Linear perspective is, of course, used to show space. But it can also be used in artworks (including photographs) to express emotion, dramatic atmosphere, or to convey movement. Perspective can also be exaggerated or distorted – its rules broken – in order to deepen the drama or heighten the tension in an image. Or it might be distorted to convey some important information that the artist could not show with a mathematically accurate drawing.
Perspective, then, is just another tool in the language of image-making. Although there are mathematical rules and principles that govern how it works, they are there to be (consciously, or not) bent or broken by the artist. Once you understand the principle, it is for you, the artist, to use, to play with or to re-invent – for whatever purpose it needs to serve in your artwork.
Talk About This
Look at the images on these two pages.
Can you identify the devices used to show space and distance in these images?
Have the artists distorted or exaggerated the perspective in any of these images?
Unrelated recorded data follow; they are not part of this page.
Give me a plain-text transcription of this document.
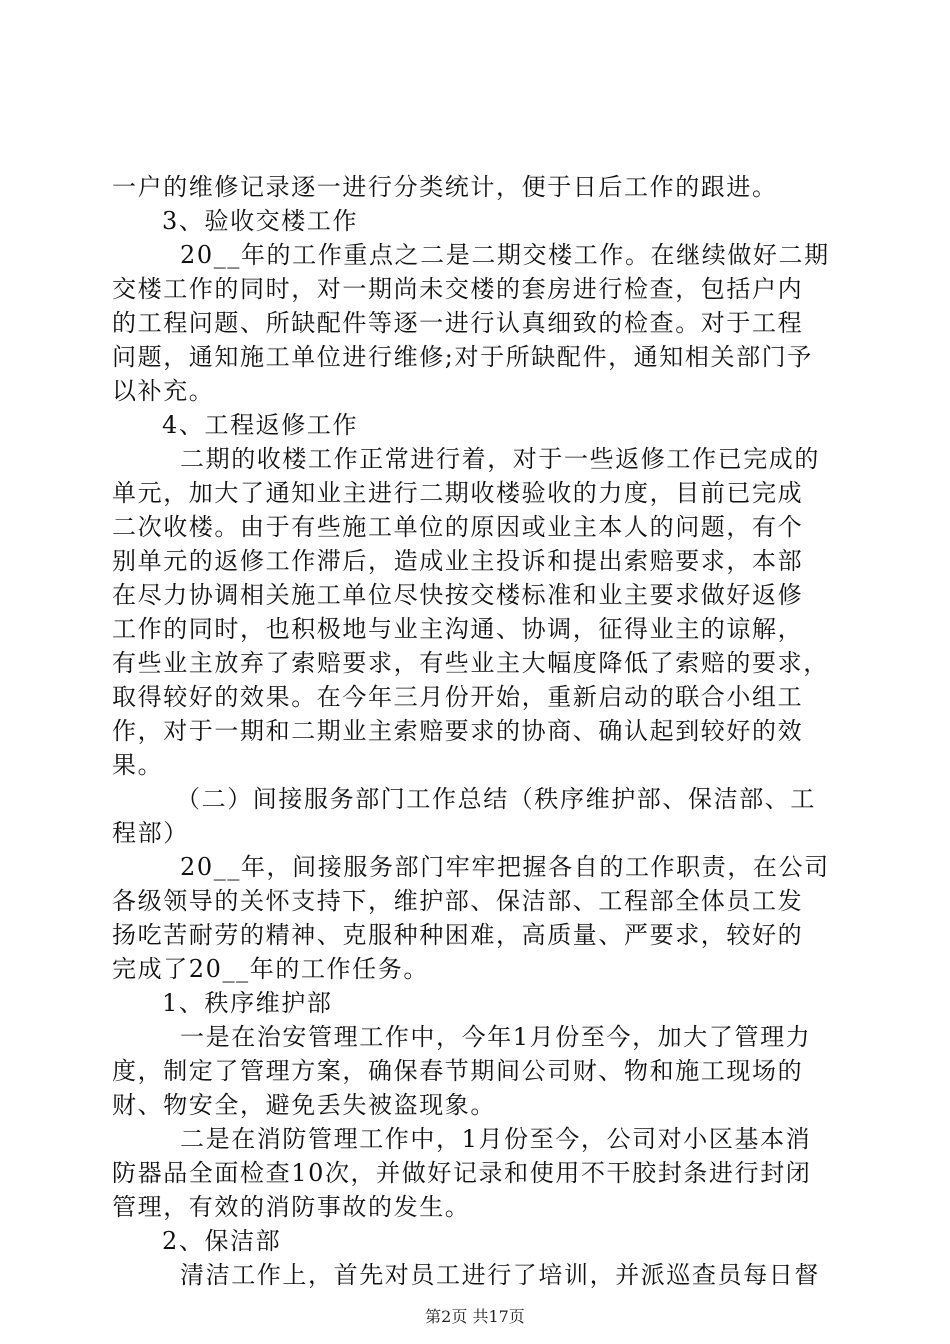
一户的维修记录逐一进行分类统计，便于日后工作的跟进。
3、验收交楼工作
20__年的工作重点之二是二期交楼工作。在继续做好二期
交楼工作的同时，对一期尚未交楼的套房进行检查，包括户内
的工程问题、所缺配件等逐一进行认真细致的检查。对于工程
问题，通知施工单位进行维修;对于所缺配件，通知相关部门予
以补充。
4、工程返修工作
二期的收楼工作正常进行着，对于一些返修工作已完成的
单元，加大了通知业主进行二期收楼验收的力度，目前已完成
二次收楼。由于有些施工单位的原因或业主本人的问题，有个
别单元的返修工作滞后，造成业主投诉和提出索赔要求，本部
在尽力协调相关施工单位尽快按交楼标准和业主要求做好返修
工作的同时，也积极地与业主沟通、协调，征得业主的谅解，
有些业主放弃了索赔要求，有些业主大幅度降低了索赔的要求，
取得较好的效果。在今年三月份开始，重新启动的联合小组工
作，对于一期和二期业主索赔要求的协商、确认起到较好的效
果。
（二）间接服务部门工作总结（秩序维护部、保洁部、工
程部）
20__年，间接服务部门牢牢把握各自的工作职责，在公司
各级领导的关怀支持下，维护部、保洁部、工程部全体员工发
扬吃苦耐劳的精神、克服种种困难，高质量、严要求，较好的
完成了20__年的工作任务。
1、秩序维护部
一是在治安管理工作中，今年1月份至今，加大了管理力
度，制定了管理方案，确保春节期间公司财、物和施工现场的
财、物安全，避免丢失被盗现象。
二是在消防管理工作中，1月份至今，公司对小区基本消
防器品全面检查10次，并做好记录和使用不干胶封条进行封闭
管理，有效的消防事故的发生。
2、保洁部
清洁工作上，首先对员工进行了培训，并派巡查员每日督
第2页 共17页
How can you tell?
In some cases, the perspective may be accurate but is given an unusually important role in the image.
Have these artists used perspective in any of these ways, to convey a feeling, or to heighten the drama or tension in the image? What particular feelings do you think the use of perspective creates in these works? Try to explain your responses (always referring to the image).
Let’s look at just one of these examples.
Cyprian Shilakoe created this print of Johannesburg (left) while studying at the art school in Rorke’s Drift, in a rural part of KwaZulu-Natal. As one of only two students there who had ever lived in the big city of Johannesburg, Shilakoe created this image to show his fellow students what city life was like. As you can see, he uses two-point perspective here. He emphasises the dramatic intersecting diagonals of streets and buildings. He has taken a fantastically high viewpoint, which increases the sense of speed and of flying.
One can only imagine how impressed those fellow students must have been with this image of speed and excitement. Do you think it is “truth” or a mix of truth and fantasy? Why do you think this?